# Safety while swimming with a small poodle.



## fjm (Jun 4, 2010)

I think perhaps both, using a line that floats.


----------



## cowpony (Dec 30, 2009)

I always have my spoos in vests. Poodles don't have as much body fat as a Labrador, so they don't have the same buoyancy. The vest helps a bit. Additionally, my guys are dark colored, like Evra is. The brightly colored vest helps me locate a dark colored dog in dark water. 

Evra is so small that I wouldn't use a regular leash on her. The weight of the clasp and the webbing would make it more difficult for her. I would use a floating lead if you can find one small enough or some brightly colored parachute cord if you can't.


----------



## curlflooffan (Mar 27, 2020)

cowpony said:


> I always have my spoos in vests. Poodles don't have as much body fat as a Labrador, so they don't have the same buoyancy. The vest helps a bit. Additionally, my guys are dark colored, like Evra is. The brightly colored vest helps me locate a dark colored dog in dark water.
> 
> Evra is so small that I wouldn't use a regular leash on her. The weight of the clasp and the webbing would make it more difficult for her. I would use a floating lead if you can find one small enough or some brightly colored parachute cord if you can't.


So thats why my old labrador jumped on the counter, stole and ate an entire large pepperoni pizza. It was to help him float! Clever boy haha. 
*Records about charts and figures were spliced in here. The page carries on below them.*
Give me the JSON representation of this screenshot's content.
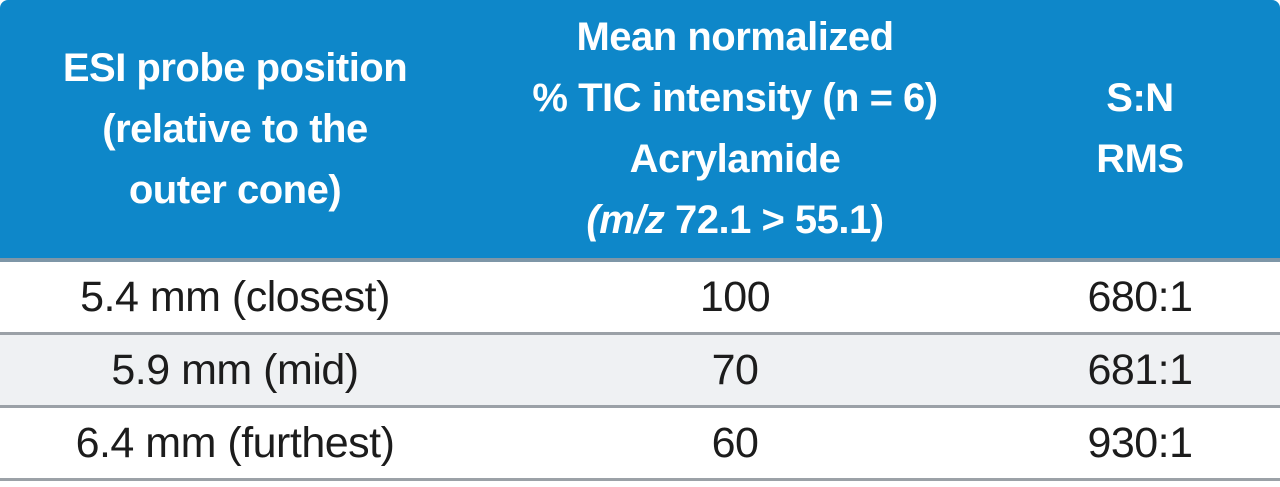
{
  "table": {
    "columns": [
      {
        "id": "probe_position",
        "lines": [
          "ESI probe position",
          "(relative to the",
          "outer cone)"
        ]
      },
      {
        "id": "tic_intensity",
        "lines": [
          "Mean normalized",
          "% TIC intensity (n = 6)",
          "Acrylamide"
        ],
        "mz_line": {
          "italic": "(m/z",
          "rest": " 72.1 > 55.1)"
        }
      },
      {
        "id": "sn_rms",
        "lines": [
          "S:N",
          "RMS"
        ]
      }
    ],
    "rows": [
      {
        "cells": [
          "5.4 mm (closest)",
          "100",
          "680:1"
        ]
      },
      {
        "cells": [
          "5.9 mm (mid)",
          "70",
          "681:1"
        ]
      },
      {
        "cells": [
          "6.4 mm (furthest)",
          "60",
          "930:1"
        ]
      }
    ],
    "colors": {
      "header_bg": "#0E87C9",
      "header_text": "#FFFFFF",
      "header_bottom_edge": "#7E96A7",
      "row_alt_bg": "#EFF1F3",
      "row_separator": "#9BA1A7",
      "body_text": "#1C1C1C"
    }
  }
}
Her regular leash should be fine because she has a really narrow nylon leash, its like holding a ribbon. But indeed her long leash could get a bit heavy and I do want to give her a little freedom in the water to explore safely. If she dares to go beyond waste deep that is...

I found this on amazon. At first I thought that the shark fin was a bit silly but then again it might help with visibility?


----------



## cowpony (Dec 30, 2009)

The link seems to go to a yellow rain slicker, but I've see shark fin vests elsewhere. You are right. They would improve visibility if you got one in a bright color.


----------



## Skylar (Jul 29, 2016)

I don't know anything about dog safety in the water - but I had to pop on to say this is adorable and clever.


----------



## Apricot mini momma (Dec 22, 2020)

I got the right link. Love the shark fin! Super visible and looks very floaty. 
We had a cockerpoo that was pretty small and would swim circles but stay relatively close to the shore, and she didn’t swim very fast. I always thought I could jump in and get her if something went wrong. You might see how adventurous she is.
It seems the floatation of the vest would offset the line weight if needed


----------



## curlflooffan (Mar 27, 2020)

Im ready for swimming


----------



## cowpony (Dec 30, 2009)

Whee! Have fun!


----------



## Apricot mini momma (Dec 22, 2020)

That is the cutest thing. Ready for it!


----------